After calculating the silhouette scores and plotting the scores in each cluster, the figure is shown below.

It can be seen that the maximum silhouette score is at k equal to 4 which means that 4 clusters is the right option. Therefore, the Spotify data can be separated into 4 clusters. Moreover, to visualize the generated clusters, reducing the data to two dimensions is needed, so that a scatter plot can be created by using a PCA model with two components. PCA facilitates the visualization of complex, high-dimensional data in a lower-dimensional space (usually 2D or 3D). By plotting the data based on the first few principal components, patterns and structures that are not easily discernible in the original high-dimensional space become more apparent. It can aid in clustering and classification tasks by transforming the feature space into a more informative representation. Clustering and classification based on principal components can often lead to improved accuracy and efficiency. Below is the scatterplots compared between k = 3, 4, and 5 respectively.

However, the appropriate number of clusters is equal to 4. Looking at the deep detail in each cluster:

Cluster 0 

It contains less energetic songs but high acousticness. Moreover, these songs are a little sad and gloomy. However, the songs have a lot of instrument sounds.

Cluster 1

As per features, it contains less energetic songs with high acoustics but less instrument sounds. In addition, these songs have neutral lyrics.

Cluster 2

As per the features, cluster 2 contains high energy values with high instrument sounds but less acoustic. Additionally, these songs have sad and acoustic lyrics.

Cluster 3

These songs in cluster 3 contain high energetic songs with high beats and less acoustics and instrumentals. Moreover, they are a little happy songs. This type of song has the highest mean popularity and has a high chance of being on the Billboard chart.

Hierarchical Clustering

In hierarchical clustering analysis, the process begins by treating each data point as a single cluster and then iteratively merging the closest clusters based on a defined distance metric. As clusters unite, the dendrogram takes shape, reflecting the hierarchy and illustrating the fusion process step by step. Below is the dendrogram for hierarchical clustering using cosine similarity.

These dendrograms represent hierarchical clustering results. Clusters merge based on their proximity or similarity, forming higher-level clusters. The height at which the merging occurs helps to understand the level of dissimilarity or distance at which the clusters were merged. As can be seen from these figures above, the rectangular boxes suggest that the k-value should equal 4 as a suitable number of clusters. To more investigate, the cluster plot was created as below.

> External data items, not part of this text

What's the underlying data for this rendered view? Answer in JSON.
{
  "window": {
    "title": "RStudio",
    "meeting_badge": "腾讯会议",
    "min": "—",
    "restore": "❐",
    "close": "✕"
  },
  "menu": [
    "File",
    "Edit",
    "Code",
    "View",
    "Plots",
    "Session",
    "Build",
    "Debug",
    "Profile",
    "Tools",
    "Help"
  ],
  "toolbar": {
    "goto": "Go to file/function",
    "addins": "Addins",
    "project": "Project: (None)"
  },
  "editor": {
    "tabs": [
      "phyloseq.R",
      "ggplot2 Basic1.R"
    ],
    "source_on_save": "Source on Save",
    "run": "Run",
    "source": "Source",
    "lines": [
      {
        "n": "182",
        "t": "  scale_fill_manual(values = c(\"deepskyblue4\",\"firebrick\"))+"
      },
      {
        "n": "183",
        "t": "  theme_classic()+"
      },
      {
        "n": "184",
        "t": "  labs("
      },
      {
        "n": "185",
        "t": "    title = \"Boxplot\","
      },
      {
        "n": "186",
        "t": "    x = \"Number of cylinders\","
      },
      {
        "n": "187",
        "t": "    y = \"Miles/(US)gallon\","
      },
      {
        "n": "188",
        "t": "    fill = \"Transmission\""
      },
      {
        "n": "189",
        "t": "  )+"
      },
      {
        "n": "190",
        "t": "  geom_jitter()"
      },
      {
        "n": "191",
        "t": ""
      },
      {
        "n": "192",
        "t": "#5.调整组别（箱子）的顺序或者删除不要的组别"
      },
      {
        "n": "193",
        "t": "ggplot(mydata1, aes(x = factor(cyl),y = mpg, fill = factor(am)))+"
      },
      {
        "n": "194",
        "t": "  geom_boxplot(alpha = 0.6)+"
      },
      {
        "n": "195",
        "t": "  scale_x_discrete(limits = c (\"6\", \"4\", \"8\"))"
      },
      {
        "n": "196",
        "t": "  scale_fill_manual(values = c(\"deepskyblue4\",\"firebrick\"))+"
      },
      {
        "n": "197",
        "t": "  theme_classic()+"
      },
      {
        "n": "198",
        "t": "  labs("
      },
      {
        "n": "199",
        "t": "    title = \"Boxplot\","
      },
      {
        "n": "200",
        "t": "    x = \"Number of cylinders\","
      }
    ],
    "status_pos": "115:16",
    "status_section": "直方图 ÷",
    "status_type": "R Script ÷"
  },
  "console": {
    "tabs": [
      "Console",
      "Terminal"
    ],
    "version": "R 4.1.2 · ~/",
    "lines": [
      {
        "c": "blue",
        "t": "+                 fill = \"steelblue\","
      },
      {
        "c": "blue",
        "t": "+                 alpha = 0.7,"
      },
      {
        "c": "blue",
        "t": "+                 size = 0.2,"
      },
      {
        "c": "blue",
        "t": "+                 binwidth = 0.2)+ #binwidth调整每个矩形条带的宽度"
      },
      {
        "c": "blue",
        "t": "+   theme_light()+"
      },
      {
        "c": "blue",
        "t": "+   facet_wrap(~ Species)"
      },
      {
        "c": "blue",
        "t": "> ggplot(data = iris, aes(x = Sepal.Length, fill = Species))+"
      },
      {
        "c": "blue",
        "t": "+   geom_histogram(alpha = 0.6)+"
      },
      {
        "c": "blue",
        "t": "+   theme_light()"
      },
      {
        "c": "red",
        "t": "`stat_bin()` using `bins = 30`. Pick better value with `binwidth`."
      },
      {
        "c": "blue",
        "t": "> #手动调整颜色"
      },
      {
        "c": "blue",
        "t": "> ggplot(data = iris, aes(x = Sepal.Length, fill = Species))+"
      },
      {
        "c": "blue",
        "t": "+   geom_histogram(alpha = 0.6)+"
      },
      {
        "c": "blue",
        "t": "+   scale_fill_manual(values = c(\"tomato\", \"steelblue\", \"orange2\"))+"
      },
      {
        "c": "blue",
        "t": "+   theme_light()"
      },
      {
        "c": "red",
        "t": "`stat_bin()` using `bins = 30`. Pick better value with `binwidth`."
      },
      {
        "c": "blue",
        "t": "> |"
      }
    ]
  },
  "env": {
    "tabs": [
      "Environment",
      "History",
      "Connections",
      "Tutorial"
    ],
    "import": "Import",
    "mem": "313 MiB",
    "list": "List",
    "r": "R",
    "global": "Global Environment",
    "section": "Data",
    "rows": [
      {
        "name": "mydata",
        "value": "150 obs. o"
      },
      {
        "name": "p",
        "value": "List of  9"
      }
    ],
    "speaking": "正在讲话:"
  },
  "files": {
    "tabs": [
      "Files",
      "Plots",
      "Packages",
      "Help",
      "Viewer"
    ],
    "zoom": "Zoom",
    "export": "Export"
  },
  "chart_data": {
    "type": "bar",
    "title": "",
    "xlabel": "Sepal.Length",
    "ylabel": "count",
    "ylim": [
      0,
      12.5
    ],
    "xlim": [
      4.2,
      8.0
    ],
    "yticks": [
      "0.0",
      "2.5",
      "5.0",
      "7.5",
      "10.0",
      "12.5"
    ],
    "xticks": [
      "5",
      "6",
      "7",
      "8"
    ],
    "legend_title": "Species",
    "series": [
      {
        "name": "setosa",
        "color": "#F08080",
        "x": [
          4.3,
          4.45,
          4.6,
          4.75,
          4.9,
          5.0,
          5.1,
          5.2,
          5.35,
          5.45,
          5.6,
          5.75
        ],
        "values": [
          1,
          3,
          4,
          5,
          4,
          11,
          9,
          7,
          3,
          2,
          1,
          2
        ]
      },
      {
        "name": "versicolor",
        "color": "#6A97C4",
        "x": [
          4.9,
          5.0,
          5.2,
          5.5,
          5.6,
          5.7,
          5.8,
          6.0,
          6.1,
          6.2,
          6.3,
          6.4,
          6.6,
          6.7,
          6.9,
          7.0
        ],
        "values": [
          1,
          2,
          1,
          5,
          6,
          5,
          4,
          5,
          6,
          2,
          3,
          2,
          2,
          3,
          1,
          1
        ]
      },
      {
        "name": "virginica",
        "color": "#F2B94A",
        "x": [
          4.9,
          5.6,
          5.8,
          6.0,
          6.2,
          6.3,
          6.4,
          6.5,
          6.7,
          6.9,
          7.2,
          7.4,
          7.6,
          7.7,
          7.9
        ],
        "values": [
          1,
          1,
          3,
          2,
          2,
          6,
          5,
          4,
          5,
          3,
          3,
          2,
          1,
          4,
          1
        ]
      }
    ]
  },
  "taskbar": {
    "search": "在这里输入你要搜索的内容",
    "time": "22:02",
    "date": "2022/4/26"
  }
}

The plot above shows the cluster plot from the hierarchical clustering with k = 4. Although the dendrograms clearly represent the number of clusters, the plot turned out to be worse than the k-means method. This is because each cluster overlaps which is not seen in the data.

Conclusion

K-means clustering and hierarchical clustering are fundamental techniques in unsupervised machine learning and data analysis, especially in clustering and pattern recognition. Performing cluster analysis on Spotify data involves applying clustering algorithms to group similar music tracks based on various features extracted from the Spotify dataset. Clustering helps identify common characteristics within each cluster, providing insights into musical trends and preferences. 

For example, a cluster with high danceability, energetic tempo, and loudness may represent upbeat or dance-oriented tracks. By examining the composition of clusters, insights into the preferences of different user groups can be gained. Users with similar listening habits may gravitate towards specific clusters, indicating distinct musical tastes. It can aid in playlist creation and recommendations by suggesting tracks that are similar to those a user already enjoys. Users can be presented with playlists containing tracks from the same cluster as their favorite songs. 

To summarize, clustering analysis on Spotify data enables insights into musical traits and preferences by classifying music into meaningful groups based on criteria. This can be used to create playlists, make music suggestions, and gain a better understanding of customer trends and music preferences.